Moving to the STM32 F0 will result in a substantial reduction in code size because of the density possible with 32-bit instructions, on the order of 30% (see Figure 2). With its 32-bit address space, the STM32 F0 also eliminates addressing and paging limitations that complicate memory management in 8-bit designs. For example, data sets can be larger than a single page and there are no longer "far" addressing penalties. The use of object-oriented constructs, as is common with modern programming and modeling tools, can also be implemented without disruptive fragmentation.

Chart of STM32 F0 code size in bytes for various benchmark applications.

Without question, the best compiler is the human brain. Given enough time, a person can create a highly optimized program that no compiler can beat. Programming in assembly can also be more efficient than a C version of the same program. Time, however, is one of the resources of which developers don't have a surplus. In addition, hand-written code can be extremely fragile; if the product specs change in a material way, many of a programmer's optimizations will need to be completely reevaluated.

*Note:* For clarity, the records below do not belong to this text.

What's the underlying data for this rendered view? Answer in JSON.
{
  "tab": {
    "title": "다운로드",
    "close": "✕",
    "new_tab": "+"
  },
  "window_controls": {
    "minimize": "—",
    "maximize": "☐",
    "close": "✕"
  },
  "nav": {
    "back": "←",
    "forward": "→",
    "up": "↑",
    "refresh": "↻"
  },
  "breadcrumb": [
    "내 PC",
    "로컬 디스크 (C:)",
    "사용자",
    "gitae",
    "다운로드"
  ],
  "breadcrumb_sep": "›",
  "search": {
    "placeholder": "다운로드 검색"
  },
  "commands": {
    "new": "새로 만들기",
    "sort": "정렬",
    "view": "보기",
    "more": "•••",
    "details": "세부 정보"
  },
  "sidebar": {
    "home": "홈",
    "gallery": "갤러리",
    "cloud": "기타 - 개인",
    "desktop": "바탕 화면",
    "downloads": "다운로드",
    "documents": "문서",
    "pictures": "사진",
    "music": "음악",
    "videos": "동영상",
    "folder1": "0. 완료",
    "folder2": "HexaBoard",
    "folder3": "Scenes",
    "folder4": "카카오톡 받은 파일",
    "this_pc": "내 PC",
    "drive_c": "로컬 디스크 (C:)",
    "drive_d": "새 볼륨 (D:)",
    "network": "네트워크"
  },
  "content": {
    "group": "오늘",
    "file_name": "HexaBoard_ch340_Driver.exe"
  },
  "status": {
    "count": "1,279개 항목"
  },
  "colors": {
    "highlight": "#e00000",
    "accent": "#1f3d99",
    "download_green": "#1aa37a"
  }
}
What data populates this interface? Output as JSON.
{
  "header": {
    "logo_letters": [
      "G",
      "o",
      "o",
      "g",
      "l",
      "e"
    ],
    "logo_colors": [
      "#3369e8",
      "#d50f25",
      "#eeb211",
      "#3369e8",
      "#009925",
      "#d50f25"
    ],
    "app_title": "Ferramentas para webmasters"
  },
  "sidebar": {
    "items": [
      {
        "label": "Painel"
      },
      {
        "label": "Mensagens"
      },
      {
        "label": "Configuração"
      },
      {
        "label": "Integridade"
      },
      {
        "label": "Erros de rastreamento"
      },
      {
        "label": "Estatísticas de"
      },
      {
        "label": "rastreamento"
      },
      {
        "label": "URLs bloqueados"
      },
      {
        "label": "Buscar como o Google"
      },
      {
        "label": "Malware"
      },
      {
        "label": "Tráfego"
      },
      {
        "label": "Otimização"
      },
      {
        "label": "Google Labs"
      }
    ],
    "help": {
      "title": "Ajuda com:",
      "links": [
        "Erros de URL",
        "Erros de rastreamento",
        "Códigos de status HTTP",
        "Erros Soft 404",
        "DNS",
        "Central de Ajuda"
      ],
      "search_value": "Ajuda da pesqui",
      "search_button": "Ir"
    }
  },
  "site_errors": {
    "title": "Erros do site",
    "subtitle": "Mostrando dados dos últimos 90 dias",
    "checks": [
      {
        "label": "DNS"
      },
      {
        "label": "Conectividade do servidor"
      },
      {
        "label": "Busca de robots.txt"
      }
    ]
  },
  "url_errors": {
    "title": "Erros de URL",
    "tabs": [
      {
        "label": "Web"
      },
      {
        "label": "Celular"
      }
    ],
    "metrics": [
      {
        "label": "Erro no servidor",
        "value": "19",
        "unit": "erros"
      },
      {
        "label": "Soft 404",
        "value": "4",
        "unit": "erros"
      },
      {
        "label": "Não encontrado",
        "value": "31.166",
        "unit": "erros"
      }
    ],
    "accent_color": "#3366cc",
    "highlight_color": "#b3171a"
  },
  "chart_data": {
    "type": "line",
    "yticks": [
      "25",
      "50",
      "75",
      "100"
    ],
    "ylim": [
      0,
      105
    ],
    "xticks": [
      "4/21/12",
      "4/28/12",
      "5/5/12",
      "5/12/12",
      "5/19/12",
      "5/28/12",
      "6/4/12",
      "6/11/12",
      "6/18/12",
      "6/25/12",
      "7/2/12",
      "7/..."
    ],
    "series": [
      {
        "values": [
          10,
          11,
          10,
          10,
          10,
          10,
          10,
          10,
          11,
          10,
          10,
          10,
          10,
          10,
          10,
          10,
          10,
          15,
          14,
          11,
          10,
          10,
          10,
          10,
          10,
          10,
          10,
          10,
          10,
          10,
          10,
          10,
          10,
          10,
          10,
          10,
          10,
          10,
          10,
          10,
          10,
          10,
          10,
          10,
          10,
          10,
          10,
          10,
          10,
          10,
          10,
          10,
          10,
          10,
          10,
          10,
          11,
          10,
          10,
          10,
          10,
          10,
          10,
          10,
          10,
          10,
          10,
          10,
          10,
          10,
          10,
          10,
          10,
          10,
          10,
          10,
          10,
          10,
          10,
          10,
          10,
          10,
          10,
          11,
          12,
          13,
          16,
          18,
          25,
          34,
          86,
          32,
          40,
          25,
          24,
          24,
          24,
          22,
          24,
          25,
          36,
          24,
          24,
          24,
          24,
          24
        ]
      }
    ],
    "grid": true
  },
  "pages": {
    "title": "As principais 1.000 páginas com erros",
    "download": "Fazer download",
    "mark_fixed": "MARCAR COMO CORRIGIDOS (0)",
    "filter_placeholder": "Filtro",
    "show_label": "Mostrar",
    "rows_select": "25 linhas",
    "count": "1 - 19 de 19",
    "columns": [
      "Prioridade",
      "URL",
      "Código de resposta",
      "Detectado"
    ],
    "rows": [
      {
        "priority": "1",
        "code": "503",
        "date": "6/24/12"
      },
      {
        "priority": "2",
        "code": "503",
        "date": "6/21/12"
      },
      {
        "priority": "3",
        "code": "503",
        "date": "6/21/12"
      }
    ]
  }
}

The reality is that Keil's MDK-ARM and IAR Embedded Workbench are smart enough to make excellent coding choices that might take a person weeks to evaluate. For example, how data is laid out impacts performance. There's also the challenge of balancing optimization techniques like loop unrolling to memory footprint. A compiler can make these decisions for an entire program in just minutes. Each of these tools offers numerous optimization options it can perform automatically for the STM32 F0 architecture that are significantly different than those typical with 8- and 16-bit MCUs. These options include data-flow optimizations such as common sub-expression elimination and loop optimizations such as loop combining and distribution. They also include advanced techniques like branch speculation and executing code out of sequence.

These development tools for the STM32 F0 give excellent results. Compiler efficiency compared to human coding has been estimated at 97%. Put another way, the cost of achieving that last 3% is on the order of weeks to months of development time. In addition, if a major design change is required, the compiler can complete a new set of optimizations with just a simple recompile.

As a modern architecture, the STM32 F0 is supported by similarly modern tools that utilize the latest advancements in compiler, debugger, and middleware technology to reduce development time and effort considerably. Being based on the Cortex-M architecture, the STM32 F0 is backed by a larger ecosystem of tools and production-ready software than any other MCU architecture on the market. In addition, for many applications where the code base is small, the tools may be effectively free. For example, both IAR Embedded Workbench and Keil's MDK-ARM are free when used for programs under 32 KB, thus enabling 32-bit design with a low initial investment.

Advanced Debugging

While the ability to design demanding applications quickly is important, developers need debugging capabilities that can abstract the complexity of applications while still providing full visibility and control during run-time operation. In addition, many embedded markets, including medical and industrial, require that application software be certified as well.

The integrated debug capabilities of the STM32 F0 provide many advanced capabilities that offer a superior debug experience compared to old-fashioned 8- and 16-bit architectures. For example, the STM32 F0 architecture features ARM's Coresight technology to help developers analyze, optimize, and verify program execution with minimal effort and cost.

Coresight represents the latest in advanced debugging technology. Traditional MCUs offer only limited run/stop debug capabilities. To achieve greater visibility, an in-circuit emulator on the order of $1000s may be required, and a different pod will be required for each MCU in use. A few of the benefits Coresight provides which other MCU architectures do not include on-the-fly read/write access and trace capabilities at the instruction, data, and application level. As implemented in the STM32 F0, Coresight also supports up to 4 hardware breakpoints and 2 watchpoints without requiring the use of intrusive monitoring techniques that can skew performance.

Developers also have a choice of many low-cost debug adapters for the STM32 F0. For example, the STLink in-circuit debugger and programmer, which links the STM32 F0 target board to a PC via USB, is $25. For more advanced debugging, IAR Systems has the I-Jet debugger while Keil offers developers its ULINK2 and ULINKpro debuggers.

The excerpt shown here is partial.